Polska Centralna największym magazynowym placem budowy w kraju

Na koniec roku w regionie łódzkim w budowie pozostaje ponad 500 tys. mkw. powierzchni przemysłowo-magazynowej. Wśród realizowanych inwestycji można wymienić m.in. budowę centrum logistycznego dla sieci Zalando (126 tys. mkw.) w Głuchowie (Tuszyn) oraz budowę największego magazyny dla sieci Leroy Merlin (124 tys. mkw.) w Piątku.

Polska Strefa Inwestycji zastąpiła Specjalne Strefy Ekonomiczne

Wejście w życie Ustawy o wspieraniu inwestycji (w czerwcu tego roku), w ramach której niemal 100% terenów inwestycyjnych w kraju objętych zostało możliwością uzyskania ulg podatkowych przez inwestorów polskich i zagranicznych. Okres zwolnienia wynosi w PSI wynosi 15 lat, a zatem jest prawie dwukrotnie dłuższy niż ten przyznawany w ostatnim czasie w ramach SSE (8,5 roku).

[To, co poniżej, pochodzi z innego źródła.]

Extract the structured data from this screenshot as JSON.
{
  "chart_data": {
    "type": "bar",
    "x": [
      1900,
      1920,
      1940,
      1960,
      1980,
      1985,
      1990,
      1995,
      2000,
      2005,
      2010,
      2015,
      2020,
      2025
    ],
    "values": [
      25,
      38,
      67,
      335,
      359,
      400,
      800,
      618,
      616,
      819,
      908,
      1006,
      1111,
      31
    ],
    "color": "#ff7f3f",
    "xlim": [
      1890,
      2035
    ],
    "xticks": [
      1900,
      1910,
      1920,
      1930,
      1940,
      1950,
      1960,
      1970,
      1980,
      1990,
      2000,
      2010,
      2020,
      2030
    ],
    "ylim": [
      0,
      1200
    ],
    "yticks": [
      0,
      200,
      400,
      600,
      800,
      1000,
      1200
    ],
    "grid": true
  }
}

Wprowadzenie pierwszych ograniczeń dotyczących handlu w niedziele

Od stycznia br. w Polsce obowiązują przepisy wprowadzające stopniowo zakaz handlu w niedziele. W roku 2018 handel był dozwolony w dwie niedziele w miesiącu, w roku 2019 handlowa pozostanie tylko jedna niedziela, a od stycznia 2020 obowiązywać będzie całkowity zakaz handlu w niedziele.

Budynki mix-used otwierają się na lifestyle

Ważnym wydarzeniem na rynku warszawskim było otwarcie Centrum Praskiego Koneser i rozpoczęcie budowy kilku kolejnych obiektów o funkcjach mieszanych, w tym: Elektrowni Powiśle, ArtN i Browarów Warszawskich. W odróżnieniu od standardowych budynków mix-used, obiekty te prócz funkcji mieszkaniowej, biurowej, handlowej, łączą w sobie także funkcję prospołeczną. Poprzez tworzenie i udostępnianie terenów publicznych dla mieszkańców i organizację otwartych eventów już na etapie budowy, stają się ważnym elementem kształtowania tkanki miasta.

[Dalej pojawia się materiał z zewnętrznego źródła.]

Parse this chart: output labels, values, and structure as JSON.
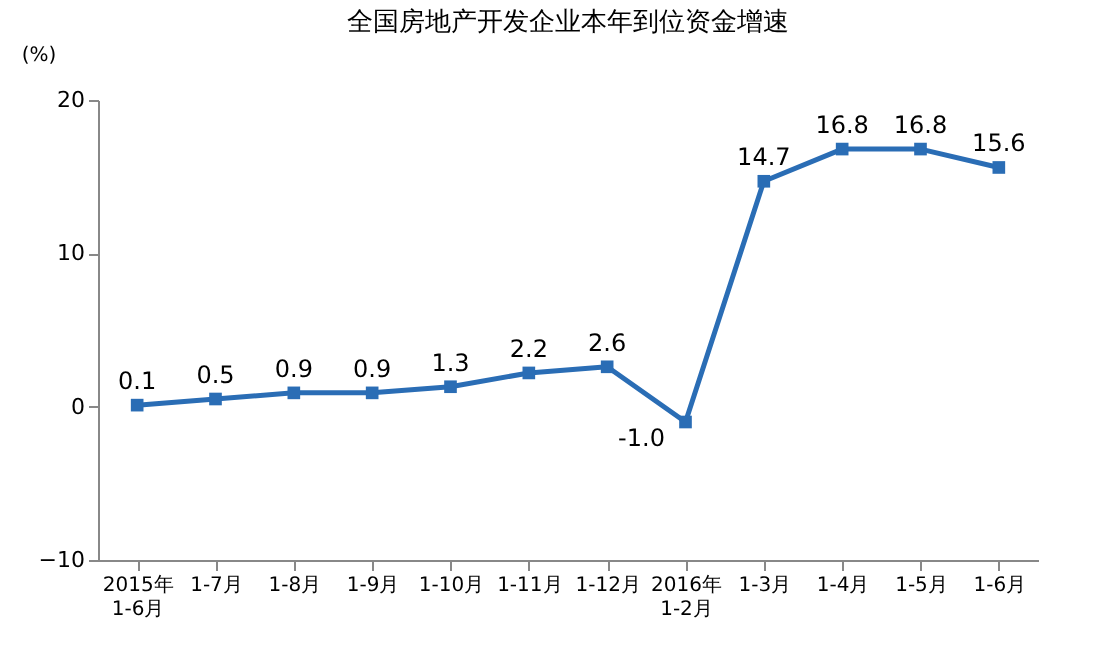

Otwarcie hotelu marki Raffles w Europejskim

To trzeci obiekt tej luksusowej marki w Europie. Hotel został otwarty w Warszawie w miejscu dawnego Hotelu Europejskiego.

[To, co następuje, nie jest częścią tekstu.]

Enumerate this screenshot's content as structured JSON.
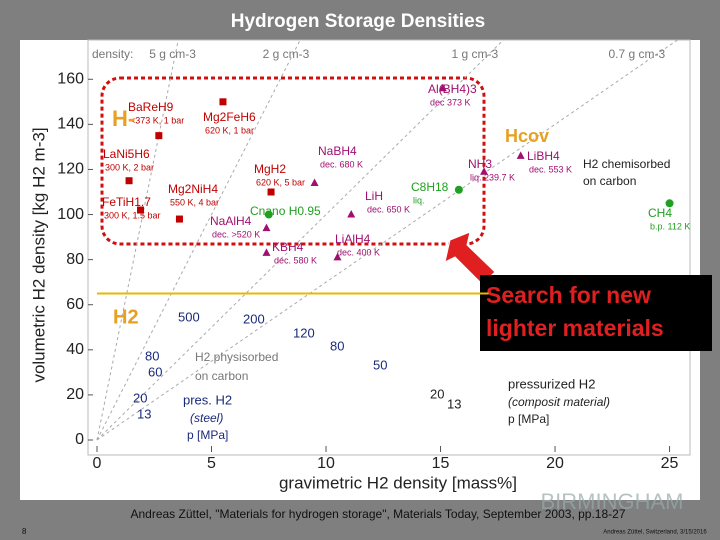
{
  "chart_data": {
    "type": "scatter",
    "title": "Hydrogen Storage Densities",
    "xlabel": "gravimetric H2 density [mass%]",
    "ylabel": "volumetric H2 density [kg H2 m-3]",
    "xlim": [
      0,
      25.5
    ],
    "ylim": [
      0,
      165
    ],
    "xticks": [
      0,
      5,
      10,
      15,
      20,
      25
    ],
    "yticks": [
      0,
      20,
      40,
      60,
      80,
      100,
      120,
      140,
      160
    ],
    "density_label": "density:",
    "densities": [
      {
        "value": 5,
        "label": "5 g cm-3"
      },
      {
        "value": 2,
        "label": "2 g cm-3"
      },
      {
        "value": 1,
        "label": "1 g cm-3"
      },
      {
        "value": 0.7,
        "label": "0.7 g cm-3"
      }
    ],
    "reference_line": {
      "y": 65,
      "x": [
        0,
        17.1
      ],
      "color": "#e8b800"
    },
    "points": [
      {
        "name": "BaReH9",
        "note": "<373 K, 1 bar",
        "x": 2.7,
        "y": 135,
        "marker": "square",
        "color": "#c00000"
      },
      {
        "name": "Mg2FeH6",
        "note": "620 K, 1 bar",
        "x": 5.5,
        "y": 150,
        "marker": "square",
        "color": "#c00000"
      },
      {
        "name": "LaNi5H6",
        "note": "300 K, 2 bar",
        "x": 1.4,
        "y": 115,
        "marker": "square",
        "color": "#c00000"
      },
      {
        "name": "FeTiH1.7",
        "note": "300 K, 1.5 bar",
        "x": 1.9,
        "y": 102,
        "marker": "square",
        "color": "#c00000"
      },
      {
        "name": "Mg2NiH4",
        "note": "550 K, 4 bar",
        "x": 3.6,
        "y": 98,
        "marker": "square",
        "color": "#c00000"
      },
      {
        "name": "MgH2",
        "note": "620 K, 5 bar",
        "x": 7.6,
        "y": 110,
        "marker": "square",
        "color": "#c00000"
      },
      {
        "name": "NaBH4",
        "note": "dec. 680 K",
        "x": 9.5,
        "y": 114,
        "marker": "triangle",
        "color": "#a01070"
      },
      {
        "name": "LiH",
        "note": "dec. 650 K",
        "x": 11.1,
        "y": 100,
        "marker": "triangle",
        "color": "#a01070"
      },
      {
        "name": "LiAlH4",
        "note": "dec. 400 K",
        "x": 10.5,
        "y": 81,
        "marker": "triangle",
        "color": "#a01070"
      },
      {
        "name": "NaAlH4",
        "note": "dec. >520 K",
        "x": 7.4,
        "y": 94,
        "marker": "triangle",
        "color": "#a01070"
      },
      {
        "name": "KBH4",
        "note": "dec. 580 K",
        "x": 7.4,
        "y": 83,
        "marker": "triangle",
        "color": "#a01070"
      },
      {
        "name": "Al(BH4)3",
        "note": "dec 373 K",
        "x": 15.1,
        "y": 156,
        "marker": "triangle",
        "color": "#a01070"
      },
      {
        "name": "LiBH4",
        "note": "dec. 553 K",
        "x": 18.5,
        "y": 126,
        "marker": "triangle",
        "color": "#a01070"
      },
      {
        "name": "NH3",
        "note": "liq. 239.7 K",
        "x": 16.9,
        "y": 119,
        "marker": "triangle",
        "color": "#a01070"
      },
      {
        "name": "C8H18",
        "note": "liq.",
        "x": 15.8,
        "y": 111,
        "marker": "circle",
        "color": "#20a020"
      },
      {
        "name": "CH4",
        "note": "b.p. 112 K",
        "x": 25,
        "y": 105,
        "marker": "circle",
        "color": "#20a020"
      },
      {
        "name": "Cnano H0.95",
        "x": 7.5,
        "y": 100,
        "marker": "circle",
        "color": "#20a020"
      }
    ],
    "annotations": [
      "H-",
      "Hcov",
      "H2",
      "H2 chemisorbed",
      "on carbon",
      "H2 physisorbed",
      "on carbon",
      "pressurized H2",
      "(composit material)",
      "p [MPa]",
      "pres. H2",
      "(steel)",
      "p [MPa]",
      "500",
      "200",
      "120",
      "80",
      "50",
      "80",
      "60",
      "20",
      "13",
      "20",
      "13"
    ],
    "callout": [
      "Search for new",
      "lighter materials"
    ],
    "citation": "Andreas Züttel, \"Materials for hydrogen storage\", Materials Today, September 2003, pp.18-27",
    "watermark": "BIRMINGHAM",
    "slide_number": "8",
    "footer": "Andreas Züttel, Switzerland, 3/15/2016"
  }
}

Wejście na rynek nowego kapitału z Azji

Inwestorzy z Korei Południowej, Malezji i Filipin dokonali pierwszych zakupów inwestycyjnych na rynku polskim. GLL Real Estate Partners w imieniu koreańskiego funduszu nabył biurowiec CEDET w Warszawie, Savills Investment Management w imieniu funduszu Employees Provident Fund of Malaysia (jednego z największych funduszy emerytalnych na świecie) zakupił Galerię Katowicką, natomiast filipiński fundusz ISOC Holdings Inc. swoją aktywność na rynku polskim rozpoczął od zakupu dwóch budynków Silesia Business Park w Katowicach.

Sprzedaż Domów Towarowych „Wars Sawa i Junior” w Warszawie

Transakcja opiewała na kwotę ponad 300 mln EUR, czyli niemal 1,3 mld PLN. Dokonano jej przy najniższej odnotowanej w historii polskiego rynku inwestycyjnego stopie zwrotu szacowanej na ok. 4%. Nowym właścicielem Warsa, Sawy i Juniora została spółka Atrium European Real Estate Limited.